Minnesota Education Commissioner Brenda Cassellius is one of two finalists for the superintendent’s job in Minneapolis.
Cassellius, the state school chief since 2011 and a former associate superintendent in Minneapolis, and Ed Graff, the Anchorage, Alaska, superintendent, are the two finalists. They will meet with community members on Monday, and the school board is hoping to announce a new schools chief by May 27.
The road to picking a new superintendent to replace the last permanent leader, Bernadeia Johnson, has been a long one, marked by missteps and some measure of public dissatisfaction. Johnson resigned at the end of January 2015.
In January, the school board was forced to scuttle negotiations with its top pick, Sergio Paez. Soon after Paez’s selection was announced, allegations emerged that educators allegedly mistreated special education students in Holyoke, Mass., during his time as superintendent there.
Johnson’s top lieutenant Michael Goar, who had been serving as interim superintendent, was one of the finalists last time around, but was edged out by Paez.
After cutting ties with Paez, some board members were set to offer the job to Goar, but protesters interrupted that meeting and demanded the search start from scratch.
A new search firm, DHR International, was hired, and an 11-member selection committee made up of board representatives, and community members was chosen to help in a new search.
Cassellius was at the helm of the state education department when Minnesota won its waiver from the federal No Child Left Behind Act, a $45 million Race to the Top Grant, and a $28.2 million federal public charter schools grant.
During her earlier stint working in the Minneapolis school district, she led a redesign of the secondary schools. She has also worked in Memphis Tenn., and served as superintendent of the East Metro Integration District, a special district in the Minneapolis-St. Paul region, according to her biography on the district’s website.
Graff, originally from Minnesota, has spent most of his career in Anchorage, where he has been superintendent since 2013. Last October, the city’s school board voted not to renew his contract, with the board president saying at the time that the district had “very aggressive goals” and needed a new leader at the top, according to the Alaska Dispatch News.

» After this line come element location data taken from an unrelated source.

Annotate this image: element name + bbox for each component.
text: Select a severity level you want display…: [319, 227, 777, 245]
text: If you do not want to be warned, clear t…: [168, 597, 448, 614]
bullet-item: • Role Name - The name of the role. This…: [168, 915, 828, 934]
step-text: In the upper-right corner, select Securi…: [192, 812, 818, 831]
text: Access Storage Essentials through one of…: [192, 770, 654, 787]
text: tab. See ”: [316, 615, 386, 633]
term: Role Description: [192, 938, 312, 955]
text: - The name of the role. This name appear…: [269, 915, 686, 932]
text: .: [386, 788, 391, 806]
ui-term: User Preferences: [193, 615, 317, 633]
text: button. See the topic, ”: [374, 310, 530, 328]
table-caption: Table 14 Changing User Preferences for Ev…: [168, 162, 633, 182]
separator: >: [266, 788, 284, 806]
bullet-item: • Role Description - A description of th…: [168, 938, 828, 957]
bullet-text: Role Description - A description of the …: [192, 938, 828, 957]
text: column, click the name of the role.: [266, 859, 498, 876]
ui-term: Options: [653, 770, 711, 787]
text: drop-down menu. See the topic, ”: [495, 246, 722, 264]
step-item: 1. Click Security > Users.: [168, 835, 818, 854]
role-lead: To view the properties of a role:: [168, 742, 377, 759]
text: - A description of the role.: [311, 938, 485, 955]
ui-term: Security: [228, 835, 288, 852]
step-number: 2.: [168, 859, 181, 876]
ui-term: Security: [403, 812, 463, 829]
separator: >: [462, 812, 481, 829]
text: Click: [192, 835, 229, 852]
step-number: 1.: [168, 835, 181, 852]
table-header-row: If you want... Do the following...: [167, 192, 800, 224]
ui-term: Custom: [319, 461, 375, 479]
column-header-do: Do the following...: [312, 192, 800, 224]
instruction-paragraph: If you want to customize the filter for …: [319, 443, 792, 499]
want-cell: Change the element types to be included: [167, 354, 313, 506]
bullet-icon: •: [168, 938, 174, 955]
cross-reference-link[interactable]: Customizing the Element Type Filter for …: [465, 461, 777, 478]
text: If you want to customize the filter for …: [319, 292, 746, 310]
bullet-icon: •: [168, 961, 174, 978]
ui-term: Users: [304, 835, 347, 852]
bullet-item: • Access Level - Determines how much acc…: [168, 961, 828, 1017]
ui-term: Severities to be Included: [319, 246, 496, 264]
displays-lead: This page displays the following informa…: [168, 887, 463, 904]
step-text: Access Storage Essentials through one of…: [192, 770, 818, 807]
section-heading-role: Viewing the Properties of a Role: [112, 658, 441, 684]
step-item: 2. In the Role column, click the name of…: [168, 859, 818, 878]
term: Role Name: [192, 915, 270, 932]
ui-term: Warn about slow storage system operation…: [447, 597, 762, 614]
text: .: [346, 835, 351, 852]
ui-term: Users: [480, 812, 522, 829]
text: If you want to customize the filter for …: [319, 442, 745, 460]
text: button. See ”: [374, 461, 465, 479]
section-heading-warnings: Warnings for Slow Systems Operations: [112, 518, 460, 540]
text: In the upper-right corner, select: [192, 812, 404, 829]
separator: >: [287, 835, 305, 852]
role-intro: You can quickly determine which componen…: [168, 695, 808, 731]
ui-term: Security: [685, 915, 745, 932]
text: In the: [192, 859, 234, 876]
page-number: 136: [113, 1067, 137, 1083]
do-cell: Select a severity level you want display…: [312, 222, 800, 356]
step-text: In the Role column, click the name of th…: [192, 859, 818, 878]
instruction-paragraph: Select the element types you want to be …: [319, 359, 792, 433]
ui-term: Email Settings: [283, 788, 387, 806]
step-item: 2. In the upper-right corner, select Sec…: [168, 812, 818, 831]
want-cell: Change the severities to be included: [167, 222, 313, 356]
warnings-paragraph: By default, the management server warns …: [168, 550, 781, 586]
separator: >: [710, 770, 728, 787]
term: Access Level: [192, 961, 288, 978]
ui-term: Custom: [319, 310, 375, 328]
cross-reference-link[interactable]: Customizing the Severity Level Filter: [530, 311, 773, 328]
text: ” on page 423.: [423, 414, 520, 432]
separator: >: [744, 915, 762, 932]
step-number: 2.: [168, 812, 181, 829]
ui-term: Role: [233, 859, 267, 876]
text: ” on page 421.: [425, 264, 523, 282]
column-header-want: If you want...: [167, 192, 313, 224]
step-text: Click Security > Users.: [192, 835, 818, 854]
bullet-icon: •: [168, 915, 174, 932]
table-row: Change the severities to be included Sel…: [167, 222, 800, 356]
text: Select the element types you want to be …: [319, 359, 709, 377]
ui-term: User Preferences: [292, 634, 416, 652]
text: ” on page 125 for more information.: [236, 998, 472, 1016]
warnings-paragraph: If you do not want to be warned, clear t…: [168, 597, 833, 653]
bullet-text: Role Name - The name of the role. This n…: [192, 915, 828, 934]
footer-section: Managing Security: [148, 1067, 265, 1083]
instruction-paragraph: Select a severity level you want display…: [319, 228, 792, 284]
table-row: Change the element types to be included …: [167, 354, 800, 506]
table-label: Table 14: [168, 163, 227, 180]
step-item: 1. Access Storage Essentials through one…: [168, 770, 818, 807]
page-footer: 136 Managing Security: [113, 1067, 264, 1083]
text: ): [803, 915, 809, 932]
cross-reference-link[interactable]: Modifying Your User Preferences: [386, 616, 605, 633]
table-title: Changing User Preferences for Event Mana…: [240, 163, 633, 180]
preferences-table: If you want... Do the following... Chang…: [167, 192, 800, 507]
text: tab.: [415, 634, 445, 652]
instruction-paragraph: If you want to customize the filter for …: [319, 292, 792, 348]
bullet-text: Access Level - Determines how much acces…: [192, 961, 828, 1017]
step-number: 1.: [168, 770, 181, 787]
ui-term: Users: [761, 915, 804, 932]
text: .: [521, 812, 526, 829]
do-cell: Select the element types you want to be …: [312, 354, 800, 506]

Graff started in Anchorage as an elementary school teacher in 1991. The Minneapolis school district said that during his tenure in Anchorage, Graff led the implementation of a new strategic plan, expanded pre-school and literacy programs, and partnered with more than 600 businesses.

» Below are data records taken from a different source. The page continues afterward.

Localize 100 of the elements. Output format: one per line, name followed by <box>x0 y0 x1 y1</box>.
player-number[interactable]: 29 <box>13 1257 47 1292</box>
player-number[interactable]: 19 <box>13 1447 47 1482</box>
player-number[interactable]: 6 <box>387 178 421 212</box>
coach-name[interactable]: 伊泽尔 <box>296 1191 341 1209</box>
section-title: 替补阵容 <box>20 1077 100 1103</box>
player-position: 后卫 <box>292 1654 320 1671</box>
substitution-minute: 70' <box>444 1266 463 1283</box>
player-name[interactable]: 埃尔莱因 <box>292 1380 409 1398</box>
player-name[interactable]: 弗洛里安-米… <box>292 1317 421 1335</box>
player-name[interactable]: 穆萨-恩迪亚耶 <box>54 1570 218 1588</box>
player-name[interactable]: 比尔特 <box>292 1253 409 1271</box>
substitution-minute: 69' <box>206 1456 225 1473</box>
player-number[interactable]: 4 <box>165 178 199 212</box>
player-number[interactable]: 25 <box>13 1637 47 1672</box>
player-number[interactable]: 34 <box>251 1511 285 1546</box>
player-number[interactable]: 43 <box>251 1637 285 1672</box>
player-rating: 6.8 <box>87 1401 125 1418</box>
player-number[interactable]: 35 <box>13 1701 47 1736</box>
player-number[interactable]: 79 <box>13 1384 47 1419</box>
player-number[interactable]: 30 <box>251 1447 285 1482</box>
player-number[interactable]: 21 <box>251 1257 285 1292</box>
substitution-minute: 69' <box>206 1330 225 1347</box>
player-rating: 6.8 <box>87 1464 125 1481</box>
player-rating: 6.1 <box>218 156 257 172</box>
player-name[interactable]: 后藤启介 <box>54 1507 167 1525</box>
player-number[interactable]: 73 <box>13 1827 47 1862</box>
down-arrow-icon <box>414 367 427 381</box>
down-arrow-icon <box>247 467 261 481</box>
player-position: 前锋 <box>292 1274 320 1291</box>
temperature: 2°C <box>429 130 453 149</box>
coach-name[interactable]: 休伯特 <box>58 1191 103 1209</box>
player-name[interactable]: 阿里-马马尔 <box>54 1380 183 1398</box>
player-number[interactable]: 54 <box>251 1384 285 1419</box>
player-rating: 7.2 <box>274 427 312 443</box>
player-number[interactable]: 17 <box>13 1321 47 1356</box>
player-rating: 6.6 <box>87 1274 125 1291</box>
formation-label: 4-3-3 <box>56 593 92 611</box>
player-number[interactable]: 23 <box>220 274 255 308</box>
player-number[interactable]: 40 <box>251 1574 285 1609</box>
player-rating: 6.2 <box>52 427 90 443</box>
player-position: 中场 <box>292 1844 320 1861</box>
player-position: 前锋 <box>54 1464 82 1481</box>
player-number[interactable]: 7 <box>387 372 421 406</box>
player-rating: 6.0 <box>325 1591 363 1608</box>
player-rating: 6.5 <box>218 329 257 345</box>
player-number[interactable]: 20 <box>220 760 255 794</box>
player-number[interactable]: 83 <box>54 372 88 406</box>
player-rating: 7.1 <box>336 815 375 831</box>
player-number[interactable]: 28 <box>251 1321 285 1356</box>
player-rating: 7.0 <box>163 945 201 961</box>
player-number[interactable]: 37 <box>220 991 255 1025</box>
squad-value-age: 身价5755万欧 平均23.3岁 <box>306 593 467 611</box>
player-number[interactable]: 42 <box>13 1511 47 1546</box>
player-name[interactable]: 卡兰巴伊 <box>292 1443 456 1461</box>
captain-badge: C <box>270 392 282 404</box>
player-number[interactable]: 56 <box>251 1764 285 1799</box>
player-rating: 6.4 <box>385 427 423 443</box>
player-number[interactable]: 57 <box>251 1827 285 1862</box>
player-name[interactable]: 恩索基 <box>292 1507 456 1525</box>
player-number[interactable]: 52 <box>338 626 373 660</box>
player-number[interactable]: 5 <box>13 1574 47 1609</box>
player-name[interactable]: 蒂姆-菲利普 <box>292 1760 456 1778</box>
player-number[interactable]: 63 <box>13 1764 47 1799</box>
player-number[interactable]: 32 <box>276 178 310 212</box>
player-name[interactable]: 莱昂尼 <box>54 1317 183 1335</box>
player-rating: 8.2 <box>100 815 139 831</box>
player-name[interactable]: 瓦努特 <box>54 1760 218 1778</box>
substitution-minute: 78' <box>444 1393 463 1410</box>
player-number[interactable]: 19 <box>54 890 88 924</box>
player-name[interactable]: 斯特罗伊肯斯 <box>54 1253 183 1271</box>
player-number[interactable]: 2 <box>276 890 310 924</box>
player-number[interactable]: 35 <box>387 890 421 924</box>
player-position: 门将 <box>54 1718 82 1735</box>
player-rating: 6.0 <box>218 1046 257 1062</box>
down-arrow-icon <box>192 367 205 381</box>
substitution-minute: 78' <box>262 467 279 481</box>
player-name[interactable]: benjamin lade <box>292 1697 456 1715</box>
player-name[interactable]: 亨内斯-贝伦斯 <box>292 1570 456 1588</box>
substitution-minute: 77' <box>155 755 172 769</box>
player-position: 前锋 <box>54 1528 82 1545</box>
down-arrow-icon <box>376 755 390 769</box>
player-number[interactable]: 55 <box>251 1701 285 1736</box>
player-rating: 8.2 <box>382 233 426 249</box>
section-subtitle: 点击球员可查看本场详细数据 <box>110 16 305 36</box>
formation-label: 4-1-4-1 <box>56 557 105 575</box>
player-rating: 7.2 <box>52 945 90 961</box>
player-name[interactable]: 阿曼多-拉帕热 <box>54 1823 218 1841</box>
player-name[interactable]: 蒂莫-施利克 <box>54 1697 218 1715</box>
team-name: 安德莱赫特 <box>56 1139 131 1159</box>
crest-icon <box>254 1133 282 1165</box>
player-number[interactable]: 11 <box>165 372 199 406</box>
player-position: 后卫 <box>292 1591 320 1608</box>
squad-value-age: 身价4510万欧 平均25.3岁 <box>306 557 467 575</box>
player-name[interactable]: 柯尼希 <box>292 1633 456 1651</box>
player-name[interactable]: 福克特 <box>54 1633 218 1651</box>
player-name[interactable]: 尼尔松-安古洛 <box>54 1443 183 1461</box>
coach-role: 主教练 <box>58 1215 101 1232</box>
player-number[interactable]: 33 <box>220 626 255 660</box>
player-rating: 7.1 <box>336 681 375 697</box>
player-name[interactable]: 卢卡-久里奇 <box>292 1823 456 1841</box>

Not everyone is happy with the process. Board member Rebecca Gagnon was not pleased, reported the Minneapolis Star-Tribune.
“I feel like the search committee has taken on the responsibility of making the decision of who should be superintendent vs. who is qualified and should be considered by the board for superintendent,” Gagnon told the paper.
If Cassellius gets the Minneapolis job, she will join a number of former state education chiefs who are now running urban school districts. They include Chris Cerf, New Jersey’s former education commissioner, who is superintendent of the Newark, N.J., district; Deborah Gist, who left the Rhode Island job to run Tulsa, Okla., schools; and Brad Buck, who left the Iowa state job to run the Cedar Rapids school system.